Civil government has nothing whatever to do with right or wrong, that is with the abstract quality of actions determined by the standard of morals; but only with rights and wrongs, that is with acts themselves in their relation to person, property, or reputation of individuals, or to the public. Right and wrong has to do with moral obligation from the standpoint of the divine law; wrongs, with human relations. Blackstone says that wrongs may be either public or private. The latter he defines a “civil injuries immediately affecting individuals;” the former as “crimes and misdemeanors which affect the community.” Murder, assault, theft, etc., are private election frauds, riot, etc., are public wrongs.
Of course the things enumerated are all immoral, and so sinful; but while the injury is done to men the sin is against God, and as such is cognizable only by the divine Judge. Primarily all sin is against God for it is his law that is violated: “Whosoever committeth sin transgresseth also the law; for sin is the transgression of the law.” 1 John 3:4. This fact is recognized in the 51st Psalm. David had committed the two greatest wrongs possible against Uriah, yet he said to the Lord: “Against thee, thee only, have I sinned.” The civil law properly deals with wrongs against men; but never with sin against God as such.

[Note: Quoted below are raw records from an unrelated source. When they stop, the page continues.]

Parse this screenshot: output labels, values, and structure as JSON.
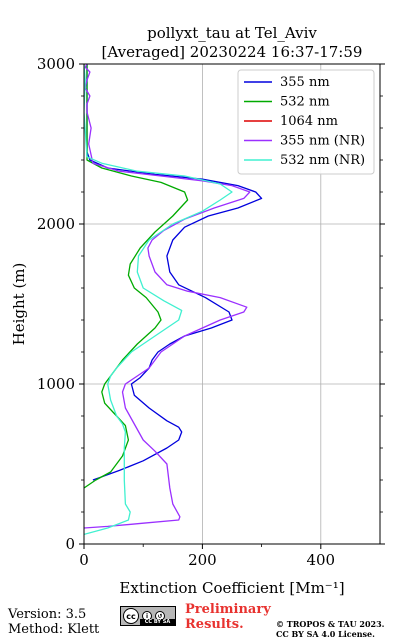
{
  "figure": {
    "version_text": "Version: 3.5",
    "method_text": "Method: Klett",
    "license_badge": "CC BY SA",
    "preliminary_text": "Preliminary\nResults.",
    "copyright_text": "© TROPOS & TAU 2023.\nCC BY SA 4.0 License.",
    "colors": {
      "prelim": "#e8322f"
    }
  },
  "chart_data": {
    "type": "line",
    "title": "pollyxt_tau at Tel_Aviv",
    "subtitle": "[Averaged] 20230224 16:37-17:59",
    "xlabel": "Extinction Coefficient [Mm⁻¹]",
    "ylabel": "Height (m)",
    "xlim": [
      0,
      500
    ],
    "ylim": [
      0,
      3000
    ],
    "xticks": [
      0,
      200,
      400
    ],
    "yticks": [
      0,
      1000,
      2000,
      3000
    ],
    "grid": true,
    "legend_position": "top-right",
    "series": [
      {
        "name": "355 nm",
        "color": "#0000dd",
        "x": [
          15,
          30,
          60,
          100,
          140,
          160,
          165,
          160,
          140,
          110,
          85,
          80,
          95,
          110,
          115,
          125,
          145,
          170,
          215,
          250,
          245,
          205,
          160,
          145,
          140,
          150,
          170,
          210,
          260,
          300,
          290,
          260,
          200,
          120,
          40,
          10,
          5,
          5
        ],
        "y": [
          400,
          420,
          460,
          520,
          600,
          650,
          700,
          730,
          770,
          850,
          930,
          1000,
          1040,
          1100,
          1150,
          1200,
          1250,
          1300,
          1350,
          1400,
          1450,
          1540,
          1620,
          1700,
          1800,
          1900,
          1980,
          2050,
          2100,
          2160,
          2200,
          2240,
          2280,
          2310,
          2350,
          2400,
          2450,
          3000
        ]
      },
      {
        "name": "532 nm",
        "color": "#00aa00",
        "x": [
          0,
          20,
          45,
          65,
          75,
          70,
          55,
          35,
          30,
          35,
          45,
          65,
          90,
          120,
          130,
          125,
          105,
          85,
          75,
          78,
          95,
          120,
          150,
          175,
          170,
          130,
          80,
          30,
          5,
          5
        ],
        "y": [
          350,
          400,
          450,
          550,
          650,
          740,
          800,
          880,
          950,
          1000,
          1050,
          1150,
          1250,
          1350,
          1400,
          1450,
          1540,
          1600,
          1680,
          1750,
          1850,
          1950,
          2050,
          2150,
          2200,
          2260,
          2300,
          2350,
          2400,
          3000
        ]
      },
      {
        "name": "1064 nm",
        "color": "#dd0000",
        "x": [],
        "y": []
      },
      {
        "name": "355 nm (NR)",
        "color": "#9b30ff",
        "x": [
          0,
          40,
          100,
          160,
          162,
          150,
          145,
          140,
          120,
          100,
          85,
          70,
          65,
          70,
          90,
          110,
          130,
          170,
          230,
          270,
          275,
          230,
          175,
          140,
          120,
          110,
          108,
          115,
          135,
          170,
          220,
          270,
          280,
          250,
          200,
          130,
          60,
          15,
          8,
          12,
          5,
          5,
          10,
          2,
          5,
          10,
          2,
          5
        ],
        "y": [
          100,
          110,
          130,
          150,
          170,
          250,
          350,
          500,
          580,
          650,
          750,
          850,
          950,
          1000,
          1050,
          1100,
          1200,
          1300,
          1400,
          1450,
          1480,
          1540,
          1580,
          1620,
          1700,
          1800,
          1850,
          1900,
          1960,
          2030,
          2100,
          2160,
          2200,
          2240,
          2270,
          2300,
          2330,
          2380,
          2500,
          2600,
          2700,
          2750,
          2800,
          2850,
          2900,
          2950,
          2980,
          3000
        ]
      },
      {
        "name": "532 nm (NR)",
        "color": "#40f0d0",
        "x": [
          0,
          40,
          75,
          78,
          70,
          68,
          68,
          68,
          70,
          65,
          55,
          45,
          40,
          45,
          55,
          80,
          120,
          160,
          165,
          135,
          100,
          90,
          92,
          110,
          150,
          200,
          230,
          250,
          230,
          170,
          90,
          30,
          5,
          0,
          2,
          0
        ],
        "y": [
          60,
          100,
          150,
          200,
          250,
          400,
          500,
          600,
          700,
          750,
          800,
          900,
          1000,
          1050,
          1100,
          1200,
          1300,
          1400,
          1460,
          1520,
          1600,
          1700,
          1800,
          1900,
          2000,
          2080,
          2150,
          2200,
          2250,
          2300,
          2330,
          2380,
          2420,
          2700,
          2900,
          3000
        ]
      }
    ]
  }
}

But all sin is immoral; hence, to say that “a man should be protected in the enjoyment of his religious convictions, so long as he is not guilty of practicing immorality or other wrong in the name of his faith,” is only to say that the individual ought not to be molested unless those in authority adjudge him guilty, either of sin against God or crime against man. The writer of the article in question has made a mistake. His religious-liberty “bed is shorter than that a man can stretch himself on it: and the covering narrower than that he can wrap himself in it.”